El presidente Abelardo de la Espriella fijó este lunes una postura pública frente al secuestro en Colombia al escribir en su cuenta de la red social X que "la vida y la libertad de los colombianos no son moneda de negociación". El mensaje fue interpretado como un rechazo frontal a cualquier canje con el ELN, guerrilla que aún mantiene personas plagiadas en distintas regiones del país.
De acuerdo con la información divulgada por Noticias RCN, el jefe de Estado se refirió de manera directa a los secuestrados cuya suerte se ha convertido en tema de debate nacional, luego de que distintos sectores plantearan la posibilidad de un acuerdo humanitario o un intercambio similar al que se intentó en años anteriores. La frase presidencial cerró esa puerta, al menos en el plano discursivo.

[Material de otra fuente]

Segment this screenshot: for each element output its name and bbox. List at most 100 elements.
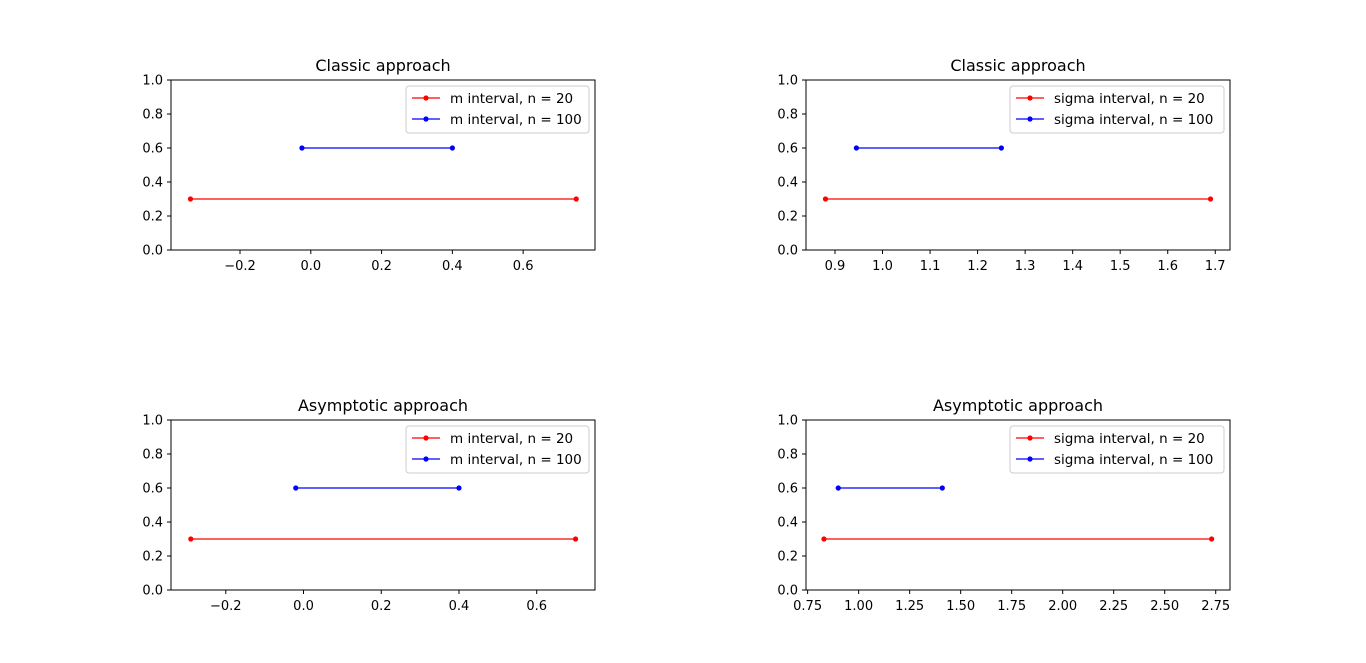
legend-label: m interval, n = 20	[450, 91, 573, 107]
y-tick-label: 0.0	[142, 244, 163, 259]
y-tick-label: 0.8	[142, 108, 163, 123]
y-tick-label: 0.4	[142, 176, 163, 191]
series-point	[939, 485, 945, 491]
axes-frame	[805, 419, 1231, 591]
y-tick-label: 0.8	[142, 448, 163, 463]
series-point	[1207, 196, 1214, 202]
y-tick-label: 0.0	[777, 244, 798, 259]
x-tick-label: 0.9	[825, 259, 846, 274]
x-tick-label: 1.0	[872, 259, 893, 274]
x-tick-label: 1.5	[1110, 259, 1131, 274]
legend: sigma interval, n = 20 sigma interval, n …	[1009, 85, 1225, 134]
series-point	[572, 536, 579, 542]
x-tick-label: 1.00	[844, 599, 873, 614]
y-tick-label: 0.2	[142, 550, 163, 565]
series-point	[822, 196, 829, 202]
y-tick-label: 0.8	[777, 448, 798, 463]
legend-label: sigma interval, n = 100	[1054, 112, 1213, 128]
x-tick-label: 1.6	[1157, 259, 1178, 274]
y-tick-label: 0.4	[777, 176, 798, 191]
x-tick-label: 1.75	[997, 599, 1026, 614]
x-tick-label: 1.25	[895, 599, 924, 614]
subplot-2: Classic approach 0.9 1.0 1.1 1.2 1.3 1.4 1.5 1.6…	[777, 56, 1231, 274]
y-tick-label: 0.2	[777, 550, 798, 565]
series-point	[293, 485, 299, 491]
y-tick-label: 0.6	[142, 482, 163, 497]
legend-label: m interval, n = 100	[450, 112, 582, 128]
x-tick-label: 0.2	[371, 259, 392, 274]
y-tick-label: 0.4	[142, 516, 163, 531]
axes-frame	[170, 419, 596, 591]
legend-box	[405, 425, 590, 474]
y-tick-label: 1.0	[142, 414, 163, 429]
x-tick-label: 0.4	[442, 259, 463, 274]
y-tick-label: 0.2	[777, 210, 798, 225]
legend-label: m interval, n = 100	[450, 452, 582, 468]
x-tick-label: 1.2	[967, 259, 988, 274]
legend-marker	[423, 116, 429, 122]
x-tick-label: 1.7	[1205, 259, 1226, 274]
y-tick-label: 0.6	[777, 142, 798, 157]
legend-box	[405, 85, 590, 134]
y-tick-label: 0.2	[142, 210, 163, 225]
series-point	[456, 485, 462, 491]
x-tick-label: −0.2	[210, 599, 242, 614]
x-tick-label: 0.75	[793, 599, 822, 614]
legend-label: sigma interval, n = 20	[1054, 431, 1205, 447]
series-point	[299, 145, 305, 151]
legend-marker	[1027, 435, 1033, 441]
x-tick-label: 0.6	[526, 599, 547, 614]
x-tick-label: 0.2	[371, 599, 392, 614]
legend-box	[1009, 85, 1225, 134]
plot-title: Asymptotic approach	[298, 396, 468, 415]
plot-title: Classic approach	[950, 56, 1085, 75]
x-tick-label: 0.4	[449, 599, 470, 614]
x-tick-label: 0.0	[300, 259, 321, 274]
plot-title: Classic approach	[315, 56, 450, 75]
legend-marker	[1027, 116, 1033, 122]
x-tick-label: 0.6	[513, 259, 534, 274]
x-tick-label: −0.2	[224, 259, 256, 274]
x-tick-label: 2.75	[1201, 599, 1230, 614]
legend-marker	[1027, 95, 1033, 101]
y-tick-label: 1.0	[777, 414, 798, 429]
legend-marker	[1027, 456, 1033, 462]
series-point	[1209, 536, 1215, 542]
y-tick-label: 0.8	[777, 108, 798, 123]
legend-label: m interval, n = 20	[450, 431, 573, 447]
x-tick-label: 1.1	[920, 259, 941, 274]
legend: sigma interval, n = 20 sigma interval, n …	[1009, 425, 1225, 474]
y-tick-label: 0.0	[142, 584, 163, 599]
subplot-1: Classic approach −0.2 0.0 0.2 0.4 0.6 0.0 0.2 0.…	[142, 56, 596, 274]
axes-frame	[170, 79, 596, 251]
x-tick-label: 0.0	[293, 599, 314, 614]
legend-marker	[423, 456, 429, 462]
x-tick-label: 1.3	[1015, 259, 1036, 274]
x-tick-label: 2.25	[1099, 599, 1128, 614]
x-tick-label: 2.50	[1150, 599, 1179, 614]
x-tick-label: 1.50	[946, 599, 975, 614]
y-tick-label: 0.6	[142, 142, 163, 157]
plot-title: Asymptotic approach	[933, 396, 1103, 415]
axes-frame	[805, 79, 1231, 251]
series-point	[449, 145, 455, 151]
series-point	[835, 485, 841, 491]
x-tick-label: 1.4	[1062, 259, 1083, 274]
legend: m interval, n = 20 m interval, n = 100	[405, 425, 590, 474]
y-tick-label: 1.0	[777, 74, 798, 89]
legend-label: sigma interval, n = 100	[1054, 452, 1213, 468]
series-point	[188, 536, 194, 542]
subplot-4: Asymptotic approach 0.75 1.00 1.25 1.50 1.75 2…	[777, 396, 1231, 614]
series-point	[998, 145, 1004, 151]
y-tick-label: 1.0	[142, 74, 163, 89]
legend-marker	[423, 435, 429, 441]
x-tick-label: 2.00	[1048, 599, 1077, 614]
legend: m interval, n = 20 m interval, n = 100	[405, 85, 590, 134]
series-point	[187, 196, 194, 202]
series-point	[853, 145, 859, 151]
legend-label: sigma interval, n = 20	[1054, 91, 1205, 107]
series-point	[573, 196, 579, 202]
y-tick-label: 0.4	[777, 516, 798, 531]
series-point	[821, 536, 827, 542]
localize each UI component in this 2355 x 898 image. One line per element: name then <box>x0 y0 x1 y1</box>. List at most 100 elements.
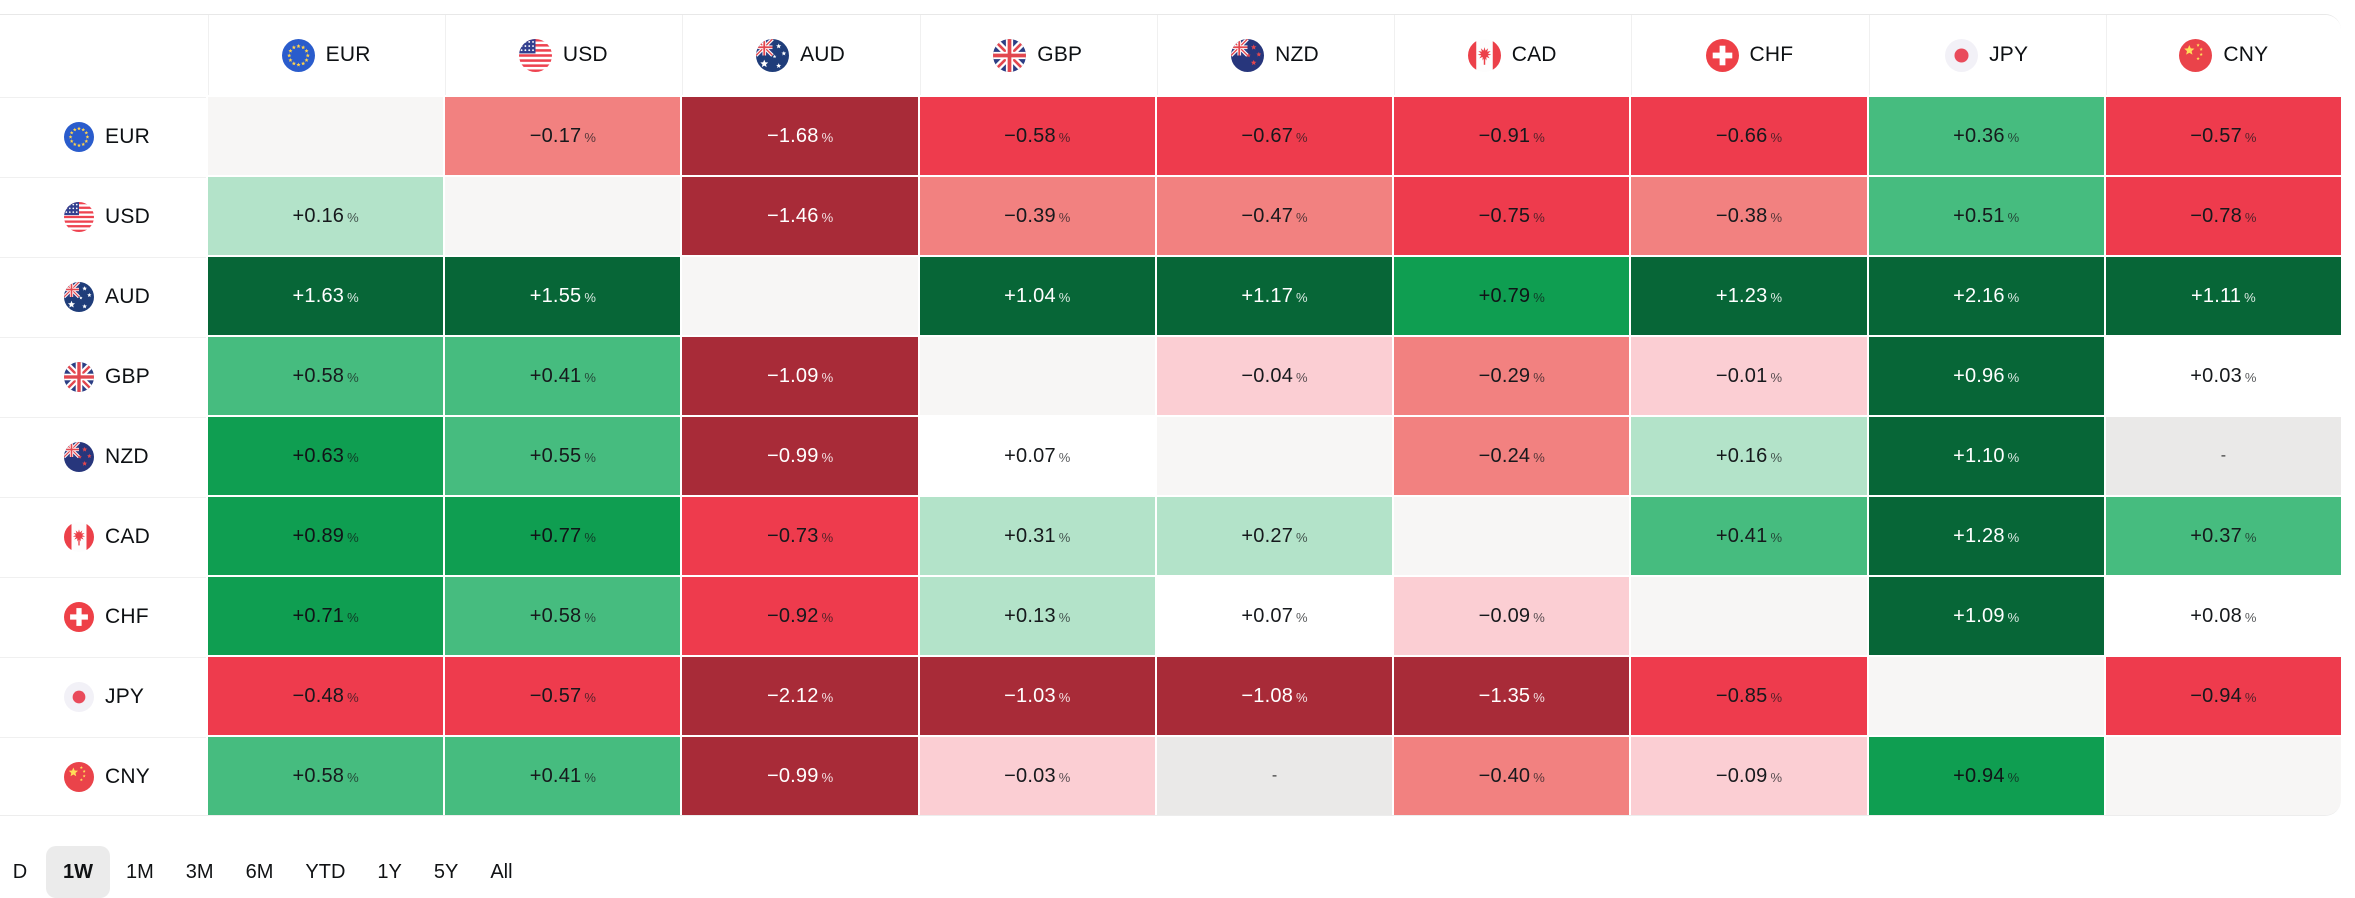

El ELN es una guerrilla activa desde 1964 y, pese a los intentos de diálogo de gobiernos anteriores, ha mantenido el secuestro como una de sus prácticas de financiación y presión política. En distintos periodos, esa práctica ha sido denunciada por organizaciones de derechos humanos y por familiares de las víctimas, quienes reclaman libertad unilateral o intervención del Estado para rescatar a los cautivos.
La decisión de no negociar canjes no es nueva en la historia reciente. Gobiernos anteriores también han rechazado la figura del intercambio humanitario, argumentando que entregar guerrilleros presos o concesiones políticas a cambio de secuestrados termina estimulando la repetición de la práctica. En ese debate coinciden voces civiles y militares que piden privilegiar operaciones de rescate sobre acuerdos.
Para los familiares de los secuestrados, el pronunciamiento presidencial tiene un efecto inmediato. Algunas familias venían promoviendo acercamientos o campañas para una liberación negociada, por lo que la declaración puede obligarlas a revaluar sus estrategias y volcarse hacia operativos de fuerza o mediación de la Iglesia y de organismos internacionales como la Defensoría del Pueblo y la Cruz Roja.
En el plano institucional, el mensaje del presidente se suma a la línea de seguridad que su administración ha venido trazando desde el inicio del mandato, centrada en la lucha frontal contra los grupos armados y el rescate de personas en cautiverio. La consecuencia operativa es que las Fuerzas Militares y la Policía Nacional mantendrán la presión en los frentes donde el ELN mantiene presencia histórica.
En el escenario internacional, el pronunciamiento también genera señales. Países como Noruega y Cuba, que han actuado como garantes en procesos de paz fallidos con esa guerrilla, observan con atención cualquier giro discursivo que cierre la puerta a la mediación. Expertos en conflicto llaman a mantener los canales humanitarios abiertos para atender a los cautivos, incluso cuando se descarta el canje político.
Quedan varios asuntos por definir en los próximos días. El primero es la identidad y el número exacto de secuestrados que hoy están en poder del ELN, dato que las Fuerzas Militares señalan. El segundo, la activación de operativos de rescate en zonas selváticas y fronterizas donde la guerrilla tiene capacidad de retención. Y el tercero, la respuesta del ELN a la descalificación pública, que suele traducirse en retaliaciones contra los cautivos o en comunicados que presionan al Gobierno.
Por ahora, el Gobierno deja claro que no habrá mesa paralela para discutir intercambios. La ciudadanía queda a la espera de información oficial sobre operativos en curso y sobre la suerte de quienes permanecen privados de la libertad por el ELN, mientras el debate entre negociación y rescate sigue abierto en la opinión pública.